L’educazione di Rey è il primo lungometraggio dell’ argentino Santiago Esteves, che approda in Italia con due anni di ritardo e diversi riconoscimenti ufficiali già ottenuti, come il premio Cine En Costrución al Festival di San Sebastián 2017.

Scritto dal regista insieme con Juan Manuel Bordón, il film è ambientato a Mendoza, città natale di Esteves e fulcro della sua attenta riflessione sulla malavita in Argentina. In particolare, qui si guarda alla condizione sociale del cosiddetto “pibe chorro” , il “ragazzino delinquente” tipico delle periferie e costretto a vivere in condizioni di povertà e criminalità forzata.

Nello specifico, L’educazione di Rey punta il dito su certe propaggini delle forze dell’ordine corrotte e pericolose, sottolineando la mancanza di sicurezza e la totale esposizione dei cittadini più poveri ai soprusi dei più forti, in città dove la speranza aleggia in cerca di un appiglio.
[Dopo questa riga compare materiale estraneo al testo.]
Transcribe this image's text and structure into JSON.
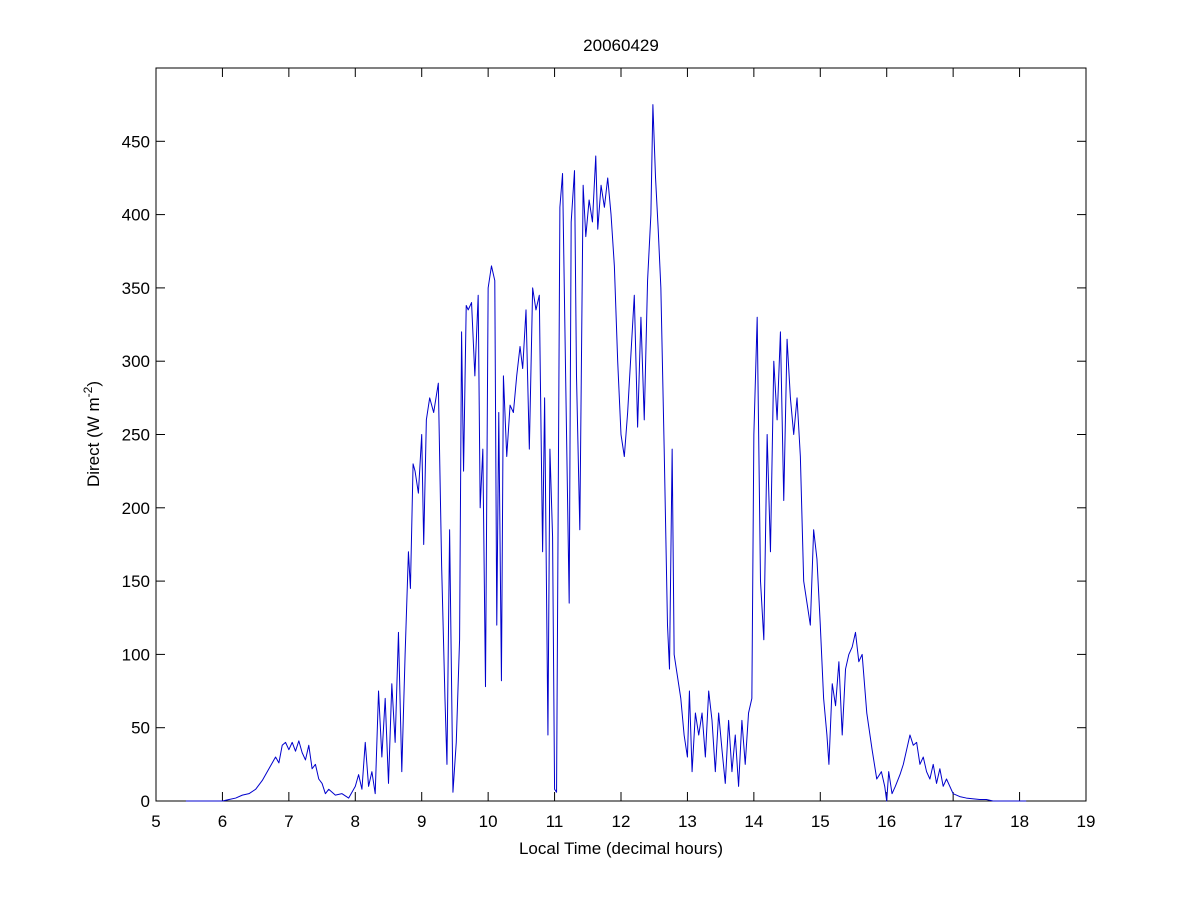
{
  "chart_data": {
    "type": "line",
    "title": "20060429",
    "x_label": "Local Time (decimal hours)",
    "y_label": [
      "Direct (W m",
      "-2",
      ")"
    ],
    "xlim": [
      5,
      19
    ],
    "xticks": [
      5,
      6,
      7,
      8,
      9,
      10,
      11,
      12,
      13,
      14,
      15,
      16,
      17,
      18,
      19
    ],
    "ylim": [
      0,
      500
    ],
    "yticks": [
      0,
      50,
      100,
      150,
      200,
      250,
      300,
      350,
      400,
      450
    ],
    "grid": false,
    "box": true,
    "series": [
      {
        "color": "#0000cc",
        "x": [
          5.45,
          6.0,
          6.1,
          6.2,
          6.3,
          6.4,
          6.5,
          6.6,
          6.7,
          6.8,
          6.85,
          6.9,
          6.95,
          7.0,
          7.05,
          7.1,
          7.15,
          7.2,
          7.25,
          7.3,
          7.35,
          7.4,
          7.45,
          7.5,
          7.55,
          7.6,
          7.7,
          7.8,
          7.9,
          8.0,
          8.05,
          8.1,
          8.15,
          8.2,
          8.25,
          8.3,
          8.35,
          8.4,
          8.45,
          8.5,
          8.55,
          8.6,
          8.65,
          8.7,
          8.75,
          8.8,
          8.83,
          8.87,
          8.9,
          8.95,
          9.0,
          9.03,
          9.07,
          9.12,
          9.18,
          9.25,
          9.3,
          9.35,
          9.38,
          9.42,
          9.47,
          9.52,
          9.57,
          9.6,
          9.63,
          9.67,
          9.7,
          9.75,
          9.8,
          9.85,
          9.88,
          9.92,
          9.96,
          10.0,
          10.05,
          10.1,
          10.13,
          10.16,
          10.2,
          10.23,
          10.28,
          10.33,
          10.38,
          10.43,
          10.48,
          10.52,
          10.57,
          10.62,
          10.67,
          10.72,
          10.77,
          10.82,
          10.85,
          10.9,
          10.93,
          10.97,
          11.0,
          11.03,
          11.08,
          11.12,
          11.17,
          11.22,
          11.25,
          11.3,
          11.33,
          11.38,
          11.43,
          11.47,
          11.52,
          11.57,
          11.62,
          11.65,
          11.7,
          11.75,
          11.8,
          11.85,
          11.9,
          11.95,
          12.0,
          12.05,
          12.1,
          12.15,
          12.2,
          12.25,
          12.3,
          12.35,
          12.4,
          12.45,
          12.48,
          12.52,
          12.56,
          12.6,
          12.65,
          12.7,
          12.73,
          12.77,
          12.8,
          12.85,
          12.9,
          12.95,
          13.0,
          13.03,
          13.07,
          13.12,
          13.17,
          13.22,
          13.27,
          13.32,
          13.37,
          13.42,
          13.47,
          13.52,
          13.57,
          13.62,
          13.67,
          13.72,
          13.77,
          13.82,
          13.87,
          13.92,
          13.97,
          14.0,
          14.05,
          14.1,
          14.15,
          14.2,
          14.25,
          14.3,
          14.35,
          14.4,
          14.45,
          14.5,
          14.55,
          14.6,
          14.65,
          14.7,
          14.75,
          14.8,
          14.85,
          14.9,
          14.95,
          15.0,
          15.05,
          15.1,
          15.13,
          15.18,
          15.23,
          15.28,
          15.33,
          15.38,
          15.43,
          15.48,
          15.53,
          15.58,
          15.63,
          15.7,
          15.78,
          15.85,
          15.92,
          15.97,
          16.0,
          16.03,
          16.08,
          16.13,
          16.2,
          16.25,
          16.3,
          16.35,
          16.4,
          16.45,
          16.5,
          16.55,
          16.6,
          16.65,
          16.7,
          16.75,
          16.8,
          16.85,
          16.9,
          17.0,
          17.1,
          17.2,
          17.4,
          17.5,
          17.6,
          18.1
        ],
        "values": [
          0,
          0,
          1,
          2,
          4,
          5,
          8,
          14,
          22,
          30,
          26,
          38,
          40,
          35,
          40,
          34,
          41,
          33,
          28,
          38,
          22,
          25,
          15,
          12,
          5,
          8,
          4,
          5,
          2,
          10,
          18,
          8,
          40,
          10,
          20,
          5,
          75,
          30,
          70,
          12,
          80,
          40,
          115,
          20,
          100,
          170,
          145,
          230,
          225,
          210,
          250,
          175,
          260,
          275,
          265,
          285,
          160,
          70,
          25,
          185,
          6,
          40,
          110,
          320,
          225,
          338,
          335,
          340,
          290,
          345,
          200,
          240,
          78,
          350,
          365,
          355,
          120,
          265,
          82,
          290,
          235,
          270,
          265,
          290,
          310,
          295,
          335,
          240,
          350,
          335,
          345,
          170,
          275,
          45,
          240,
          180,
          8,
          6,
          405,
          428,
          280,
          135,
          395,
          430,
          290,
          185,
          420,
          385,
          410,
          395,
          440,
          390,
          420,
          405,
          425,
          400,
          365,
          300,
          250,
          235,
          265,
          305,
          345,
          255,
          330,
          260,
          355,
          400,
          475,
          425,
          390,
          350,
          240,
          120,
          90,
          240,
          100,
          85,
          70,
          45,
          30,
          75,
          20,
          60,
          45,
          60,
          30,
          75,
          55,
          20,
          60,
          35,
          12,
          55,
          20,
          45,
          10,
          55,
          25,
          60,
          70,
          250,
          330,
          150,
          110,
          250,
          170,
          300,
          260,
          320,
          205,
          315,
          275,
          250,
          275,
          235,
          150,
          135,
          120,
          185,
          165,
          120,
          70,
          45,
          25,
          80,
          65,
          95,
          45,
          90,
          100,
          105,
          115,
          95,
          100,
          60,
          35,
          15,
          20,
          10,
          0,
          20,
          5,
          10,
          18,
          25,
          35,
          45,
          38,
          40,
          25,
          30,
          20,
          15,
          25,
          12,
          22,
          10,
          15,
          5,
          3,
          2,
          1,
          1,
          0,
          0
        ]
      }
    ]
  }
}
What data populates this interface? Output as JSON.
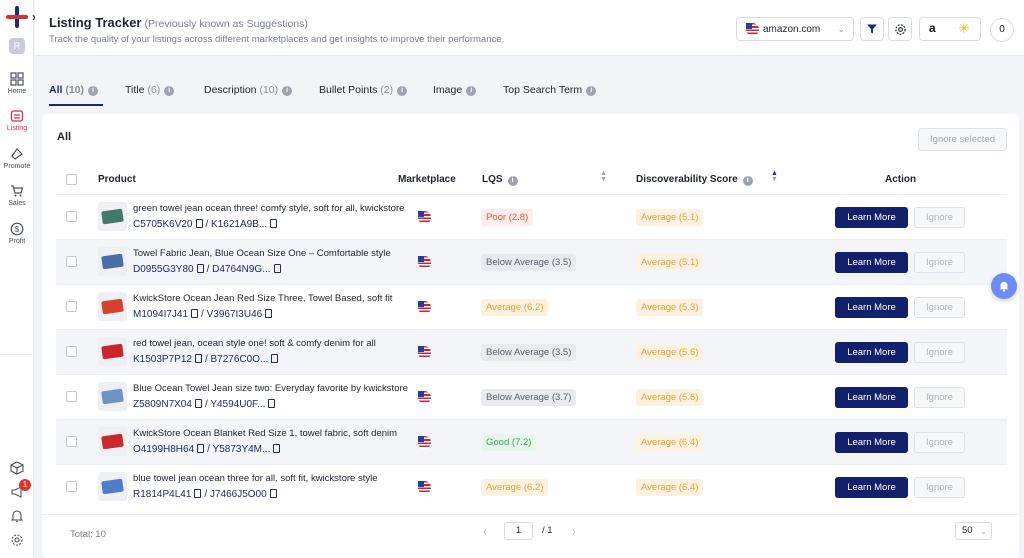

E, effettivamente, di speranza si può parlare quando si vede L’educazione di Rey. Il film apre col tentativo da parte di tre giovanissimi ragazzi di umili origini di rapinare uno studio notarile. I mandanti di tale operazione sono dei poliziotti corrotti. L’incaricato principale del furto è Reynaldo (Matìas Encinas), il più giovane dei tre, che nella fuga dal luogo del reato precipita letteralmente nel giardino della guardia giurata Carlo Vargas (Germán De Silva), ditruggendogli la serra con relativi vasi di piante. Vargas, invece di denunciare il ragazzo, decide di prenderlo sotto la sua ala – severa ma protettrice – e, con l’aiuto della moglie, consente a Reynaldo di vivere in casa sua e ricostruire la serra, cercando di dare al ragazzino quella stabilità familiare che è alla base delle sue mancanze. L’intento è semplice: cercare di far sì che Reynaldo possa elevarsi da delinquentello senza  speranza a giovane uomo onesto.

Il tema della formazione tra maestro e giovane allievo non è certo nuova nella storia del cinema. Il profondo rapporto che viene a crearsi tra Vargas e Reynaldo è quello della relazione archetipica tra un ragazzino e il suo pseudo padre. Il percorso di formazione dell’allievo, caratterizzato da una connotazione prettamente positiva, passa attraverso diverse fasi. Reynaldo deve anzitutto ricostruire daccapo una serra, una struttura architettonica fatta di più piani, mensole e chiodi, e atta a contenere piccoli germogli di vita (le piante). Evidente metafora della costruzione ex novo di un “io” rinato, la serra viene ultimata da un Reynaldo cresciuto, che tanto ci ricorda quel “dai la cera, togli la cera” del sensei Miyagi di Karate kid – Per vincere domani).

Ma l’uomo adulto Vargas non si limita a far rinascere Rey, bensì lo espone al mondo come giovane uomo capace di difendere sé stesso e ciò in cui crede. Per questo insegnerà al ragazzo a sparare e a non avere paura del confronto diretto.

L’Educazione di Rey è una buona opera prima che fa della denuncia sociale della attuale situazione di città come Mendoza, in Argentina, il suo proposito principale. Ma lo cela sotto le aggraziate spoglie di una storia romanzata e non troppo pesante, capace di rendere  – grazie alla coppia di bravi protagonisti – i profondi rapporti che possono instaurarsi tra due perfetti sconosciuti.

Il brullo paesaggio delle Ande, infine, ben si presta ai confronti in stile western nelle scene d’azione.